Oil prices eased on Thursday, retreating from gains in the previous session, as investors balanced signs of softer U.S. fuel demand against geopolitical uncertainty over U.S. tariffs on India.
Brent crude futures fell 50 cents, or 0.73 percent, to $67.55 a barrel at 9:43 a.m. Saudi time. U.S. benchmark West Texas Intermediate (WTI) crude slipped 51 cents, or 0.80 percent, to $63.64. Both contracts had risen on Wednesday after U.S. government data showed a sharper-than-expected drawdown in crude inventories.
The U.S. Energy Information Administration (EIA) reported that crude stockpiles fell by 2.4 million barrels for the week ending August 22, outpacing analysts’ expectations of a 1.9 million-barrel drop, according to a Reuters poll.
“Oil prices are pulling back this morning as traders reassess yesterday’s rally driven by the EIA report,” said Priyanka Sachdeva, senior market analyst at Phillip Nova. While U.S. inventories continued to decline, she noted, the pace of drawdowns had slowed compared to the previous week, “tempering bullish momentum.”
The drawdown suggested steady demand heading into the U.S. Labor Day holiday, which traditionally sees a surge in travel. However, analysts noted that the long weekend also marks the unofficial end of the summer driving season, raising expectations of weaker demand in the weeks ahead. “This typically signals the start of softer consumption patterns,” said Tony Sycamore, market analyst at IG.
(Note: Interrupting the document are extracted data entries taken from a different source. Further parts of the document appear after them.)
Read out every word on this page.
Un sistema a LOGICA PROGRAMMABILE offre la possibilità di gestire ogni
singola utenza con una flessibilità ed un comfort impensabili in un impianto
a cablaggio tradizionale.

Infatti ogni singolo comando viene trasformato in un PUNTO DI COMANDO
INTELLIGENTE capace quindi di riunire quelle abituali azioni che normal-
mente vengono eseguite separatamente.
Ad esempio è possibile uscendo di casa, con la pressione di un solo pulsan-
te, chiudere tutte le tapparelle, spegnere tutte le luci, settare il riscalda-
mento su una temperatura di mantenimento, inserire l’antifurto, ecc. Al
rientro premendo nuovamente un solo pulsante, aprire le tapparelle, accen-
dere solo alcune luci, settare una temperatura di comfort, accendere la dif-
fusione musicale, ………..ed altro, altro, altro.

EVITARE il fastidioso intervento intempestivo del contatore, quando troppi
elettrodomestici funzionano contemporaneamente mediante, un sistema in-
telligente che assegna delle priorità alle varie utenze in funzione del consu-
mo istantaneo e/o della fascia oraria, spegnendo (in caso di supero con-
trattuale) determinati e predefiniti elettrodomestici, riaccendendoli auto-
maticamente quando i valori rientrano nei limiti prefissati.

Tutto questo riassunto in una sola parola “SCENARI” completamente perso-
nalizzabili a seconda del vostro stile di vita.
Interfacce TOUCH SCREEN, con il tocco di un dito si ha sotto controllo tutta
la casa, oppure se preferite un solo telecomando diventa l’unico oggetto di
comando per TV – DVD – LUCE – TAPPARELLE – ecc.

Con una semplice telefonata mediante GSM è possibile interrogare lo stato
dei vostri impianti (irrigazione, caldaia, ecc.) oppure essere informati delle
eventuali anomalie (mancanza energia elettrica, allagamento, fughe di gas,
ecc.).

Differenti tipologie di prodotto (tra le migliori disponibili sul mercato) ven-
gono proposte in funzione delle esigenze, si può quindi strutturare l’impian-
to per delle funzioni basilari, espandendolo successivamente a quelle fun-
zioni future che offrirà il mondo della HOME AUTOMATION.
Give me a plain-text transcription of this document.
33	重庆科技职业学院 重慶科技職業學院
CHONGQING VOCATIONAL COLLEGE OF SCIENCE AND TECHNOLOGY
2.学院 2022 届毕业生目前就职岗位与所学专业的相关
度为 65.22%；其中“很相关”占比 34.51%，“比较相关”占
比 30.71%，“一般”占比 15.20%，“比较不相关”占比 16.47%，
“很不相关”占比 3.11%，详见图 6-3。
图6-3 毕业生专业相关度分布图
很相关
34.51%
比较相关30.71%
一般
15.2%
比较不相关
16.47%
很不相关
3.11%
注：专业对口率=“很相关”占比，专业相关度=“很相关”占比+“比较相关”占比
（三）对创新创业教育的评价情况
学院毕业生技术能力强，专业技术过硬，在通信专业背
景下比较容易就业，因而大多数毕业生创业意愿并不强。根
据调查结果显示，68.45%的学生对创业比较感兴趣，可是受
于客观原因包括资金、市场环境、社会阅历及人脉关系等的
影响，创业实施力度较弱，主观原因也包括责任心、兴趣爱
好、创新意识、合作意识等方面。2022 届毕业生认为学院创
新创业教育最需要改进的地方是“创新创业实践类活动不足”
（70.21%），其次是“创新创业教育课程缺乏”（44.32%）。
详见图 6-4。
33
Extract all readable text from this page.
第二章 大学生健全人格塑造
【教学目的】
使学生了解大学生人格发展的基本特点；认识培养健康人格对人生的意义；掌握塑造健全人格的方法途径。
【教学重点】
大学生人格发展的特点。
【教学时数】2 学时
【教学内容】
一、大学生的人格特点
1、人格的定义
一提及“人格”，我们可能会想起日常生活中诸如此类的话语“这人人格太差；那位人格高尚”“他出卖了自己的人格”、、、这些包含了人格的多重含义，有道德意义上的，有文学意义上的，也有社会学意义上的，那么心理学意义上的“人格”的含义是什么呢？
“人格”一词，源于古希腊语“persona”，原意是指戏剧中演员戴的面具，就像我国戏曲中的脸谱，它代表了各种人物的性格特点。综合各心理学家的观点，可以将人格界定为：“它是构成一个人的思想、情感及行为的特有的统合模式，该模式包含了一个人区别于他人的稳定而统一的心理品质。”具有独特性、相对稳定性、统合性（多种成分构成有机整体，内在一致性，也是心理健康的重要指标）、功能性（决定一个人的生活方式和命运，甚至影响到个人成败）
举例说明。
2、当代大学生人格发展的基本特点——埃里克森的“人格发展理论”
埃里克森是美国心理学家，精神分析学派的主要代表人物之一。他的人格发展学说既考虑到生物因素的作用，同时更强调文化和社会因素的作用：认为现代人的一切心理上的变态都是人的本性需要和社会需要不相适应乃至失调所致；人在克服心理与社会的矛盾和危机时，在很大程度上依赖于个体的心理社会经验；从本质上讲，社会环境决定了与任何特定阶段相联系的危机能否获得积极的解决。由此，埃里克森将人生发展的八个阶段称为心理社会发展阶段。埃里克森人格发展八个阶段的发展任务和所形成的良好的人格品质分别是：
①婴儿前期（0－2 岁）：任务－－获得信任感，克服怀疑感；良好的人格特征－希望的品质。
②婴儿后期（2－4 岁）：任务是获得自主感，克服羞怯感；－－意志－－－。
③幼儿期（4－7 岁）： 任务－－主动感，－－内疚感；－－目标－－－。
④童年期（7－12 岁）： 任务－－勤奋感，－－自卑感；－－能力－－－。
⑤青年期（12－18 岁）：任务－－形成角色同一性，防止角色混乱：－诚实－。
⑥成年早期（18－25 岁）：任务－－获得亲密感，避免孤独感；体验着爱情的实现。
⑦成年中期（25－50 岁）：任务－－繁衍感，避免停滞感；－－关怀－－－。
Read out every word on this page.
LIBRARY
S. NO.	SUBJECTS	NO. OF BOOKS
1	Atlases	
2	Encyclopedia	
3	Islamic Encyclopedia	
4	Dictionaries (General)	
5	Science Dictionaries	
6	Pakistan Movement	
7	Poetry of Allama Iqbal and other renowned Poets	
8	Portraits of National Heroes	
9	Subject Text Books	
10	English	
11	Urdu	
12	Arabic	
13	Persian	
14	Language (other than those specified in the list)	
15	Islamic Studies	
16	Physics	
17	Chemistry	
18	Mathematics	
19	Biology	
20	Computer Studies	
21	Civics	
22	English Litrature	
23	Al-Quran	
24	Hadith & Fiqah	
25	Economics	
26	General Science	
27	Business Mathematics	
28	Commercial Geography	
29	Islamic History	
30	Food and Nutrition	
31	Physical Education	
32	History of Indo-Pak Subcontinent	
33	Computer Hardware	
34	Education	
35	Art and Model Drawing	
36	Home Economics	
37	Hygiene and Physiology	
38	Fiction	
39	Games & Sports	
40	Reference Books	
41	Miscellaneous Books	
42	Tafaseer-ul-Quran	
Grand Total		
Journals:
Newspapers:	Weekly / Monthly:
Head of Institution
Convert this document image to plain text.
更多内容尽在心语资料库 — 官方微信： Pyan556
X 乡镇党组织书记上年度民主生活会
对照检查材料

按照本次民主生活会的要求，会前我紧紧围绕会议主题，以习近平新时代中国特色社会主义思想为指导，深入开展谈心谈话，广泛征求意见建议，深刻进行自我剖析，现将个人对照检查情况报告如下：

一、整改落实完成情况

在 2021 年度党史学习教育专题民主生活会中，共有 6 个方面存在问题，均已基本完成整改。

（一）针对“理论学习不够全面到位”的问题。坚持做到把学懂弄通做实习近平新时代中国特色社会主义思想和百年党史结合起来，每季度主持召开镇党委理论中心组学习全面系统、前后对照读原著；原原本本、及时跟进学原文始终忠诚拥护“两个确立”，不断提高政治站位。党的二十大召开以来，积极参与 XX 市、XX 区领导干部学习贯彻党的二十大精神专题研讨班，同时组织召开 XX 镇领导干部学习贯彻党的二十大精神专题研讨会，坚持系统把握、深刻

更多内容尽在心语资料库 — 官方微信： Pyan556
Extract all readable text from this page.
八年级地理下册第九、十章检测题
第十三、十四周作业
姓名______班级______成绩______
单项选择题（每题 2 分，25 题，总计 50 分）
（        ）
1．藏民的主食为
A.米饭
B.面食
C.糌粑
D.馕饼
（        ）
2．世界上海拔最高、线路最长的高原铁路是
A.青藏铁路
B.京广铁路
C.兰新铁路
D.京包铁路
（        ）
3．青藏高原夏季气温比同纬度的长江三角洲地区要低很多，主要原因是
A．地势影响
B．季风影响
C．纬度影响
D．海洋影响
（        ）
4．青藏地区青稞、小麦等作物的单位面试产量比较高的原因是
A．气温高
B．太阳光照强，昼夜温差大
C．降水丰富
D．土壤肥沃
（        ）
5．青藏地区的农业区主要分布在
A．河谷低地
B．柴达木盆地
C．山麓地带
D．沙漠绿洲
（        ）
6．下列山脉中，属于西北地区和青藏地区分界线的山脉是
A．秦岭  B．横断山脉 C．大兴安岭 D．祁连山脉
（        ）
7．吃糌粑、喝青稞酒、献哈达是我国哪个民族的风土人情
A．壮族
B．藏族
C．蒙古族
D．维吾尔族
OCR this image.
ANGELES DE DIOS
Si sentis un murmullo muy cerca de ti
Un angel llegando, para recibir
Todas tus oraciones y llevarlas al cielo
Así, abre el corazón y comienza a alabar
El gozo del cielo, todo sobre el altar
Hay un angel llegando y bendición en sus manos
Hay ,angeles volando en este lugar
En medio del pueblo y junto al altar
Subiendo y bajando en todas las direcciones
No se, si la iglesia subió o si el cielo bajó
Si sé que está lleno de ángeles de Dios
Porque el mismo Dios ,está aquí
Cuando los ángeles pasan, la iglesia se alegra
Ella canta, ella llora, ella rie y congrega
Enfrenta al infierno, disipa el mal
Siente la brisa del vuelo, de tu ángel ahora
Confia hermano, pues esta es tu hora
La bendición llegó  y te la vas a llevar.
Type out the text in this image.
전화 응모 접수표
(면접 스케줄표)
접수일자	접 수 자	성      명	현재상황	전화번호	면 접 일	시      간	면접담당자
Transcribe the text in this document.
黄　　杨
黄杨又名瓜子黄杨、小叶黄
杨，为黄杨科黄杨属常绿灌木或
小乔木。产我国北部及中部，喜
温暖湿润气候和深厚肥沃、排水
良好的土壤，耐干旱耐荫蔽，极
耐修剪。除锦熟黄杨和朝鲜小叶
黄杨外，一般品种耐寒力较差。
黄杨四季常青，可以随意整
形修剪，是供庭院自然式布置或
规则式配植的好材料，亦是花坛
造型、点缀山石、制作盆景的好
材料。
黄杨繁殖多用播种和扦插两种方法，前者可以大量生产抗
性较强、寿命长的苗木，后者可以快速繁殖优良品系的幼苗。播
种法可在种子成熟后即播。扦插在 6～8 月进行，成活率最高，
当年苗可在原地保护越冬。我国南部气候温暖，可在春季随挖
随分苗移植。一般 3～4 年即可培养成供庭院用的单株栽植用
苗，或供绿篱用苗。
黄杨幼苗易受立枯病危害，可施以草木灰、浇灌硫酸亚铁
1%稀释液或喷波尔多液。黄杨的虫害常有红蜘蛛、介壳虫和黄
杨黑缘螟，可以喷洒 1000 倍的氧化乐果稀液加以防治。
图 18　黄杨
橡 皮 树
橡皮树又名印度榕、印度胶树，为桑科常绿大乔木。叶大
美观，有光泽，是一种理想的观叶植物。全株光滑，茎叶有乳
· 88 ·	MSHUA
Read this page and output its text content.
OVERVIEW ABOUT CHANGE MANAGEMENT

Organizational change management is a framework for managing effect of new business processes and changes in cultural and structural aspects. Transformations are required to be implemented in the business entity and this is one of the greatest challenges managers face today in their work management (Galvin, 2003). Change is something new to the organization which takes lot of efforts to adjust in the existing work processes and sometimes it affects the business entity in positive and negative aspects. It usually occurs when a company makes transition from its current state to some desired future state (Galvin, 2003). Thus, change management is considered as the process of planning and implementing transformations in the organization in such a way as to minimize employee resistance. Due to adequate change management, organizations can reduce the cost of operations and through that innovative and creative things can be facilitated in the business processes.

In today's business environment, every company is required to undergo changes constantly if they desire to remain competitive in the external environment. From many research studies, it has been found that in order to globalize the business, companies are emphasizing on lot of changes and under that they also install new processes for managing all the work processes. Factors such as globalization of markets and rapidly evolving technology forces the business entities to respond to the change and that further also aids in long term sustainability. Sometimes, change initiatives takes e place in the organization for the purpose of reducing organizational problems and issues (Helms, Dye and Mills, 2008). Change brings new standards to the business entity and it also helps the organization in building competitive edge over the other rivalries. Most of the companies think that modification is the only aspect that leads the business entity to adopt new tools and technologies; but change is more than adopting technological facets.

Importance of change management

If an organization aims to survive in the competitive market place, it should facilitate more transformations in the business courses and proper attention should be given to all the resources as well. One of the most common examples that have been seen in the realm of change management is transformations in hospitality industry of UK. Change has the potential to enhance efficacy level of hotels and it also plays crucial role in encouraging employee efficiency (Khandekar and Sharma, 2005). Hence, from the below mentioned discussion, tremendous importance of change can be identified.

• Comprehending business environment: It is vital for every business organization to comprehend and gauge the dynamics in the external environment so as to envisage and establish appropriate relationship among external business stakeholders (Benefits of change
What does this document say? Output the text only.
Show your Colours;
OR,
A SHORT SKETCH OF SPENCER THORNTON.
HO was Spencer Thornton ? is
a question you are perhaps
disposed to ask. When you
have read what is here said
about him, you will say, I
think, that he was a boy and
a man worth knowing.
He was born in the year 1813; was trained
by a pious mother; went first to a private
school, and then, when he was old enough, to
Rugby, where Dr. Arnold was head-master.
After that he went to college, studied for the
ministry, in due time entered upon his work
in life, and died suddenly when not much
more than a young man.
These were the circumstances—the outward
Attention is also turning to India, one of the world’s largest oil importers, after U.S. President Donald Trump announced tariffs of up to 50 percent on Indian imports. Washington has pressured New Delhi to reduce purchases of Russian crude, but analysts expect India to continue buying from Moscow in the short term. “This should limit the impact of the new tariffs on global supply,” said Sycamore.
At the same time, rising supply from major producers is weighing on prices. Some members of the OPEC+ alliance have eased voluntary production cuts, offsetting market support from ongoing disruptions linked to the Russia-Ukraine conflict.
On Wednesday, Ukrainian officials said a massive Russian drone assault targeted energy and gas transport infrastructure across six regions, leaving more than 100,000 people without power. The escalation added to concerns about the vulnerability of Europe’s energy system ahead of winter.
Macroeconomic signals also remain in focus. The prospect of a U.S. interest rate cut has offered some support to oil markets, with lower borrowing costs potentially boosting economic activity and fuel demand. John Williams, president of the New York Federal Reserve, said on Wednesday that while rates are expected to fall at some stage, policymakers would wait for fresh economic data before deciding on a move at the Fed’s September 16–17 meeting.
With global supply and demand signals pulling in different directions, analysts say oil markets are likely to remain volatile in the short term.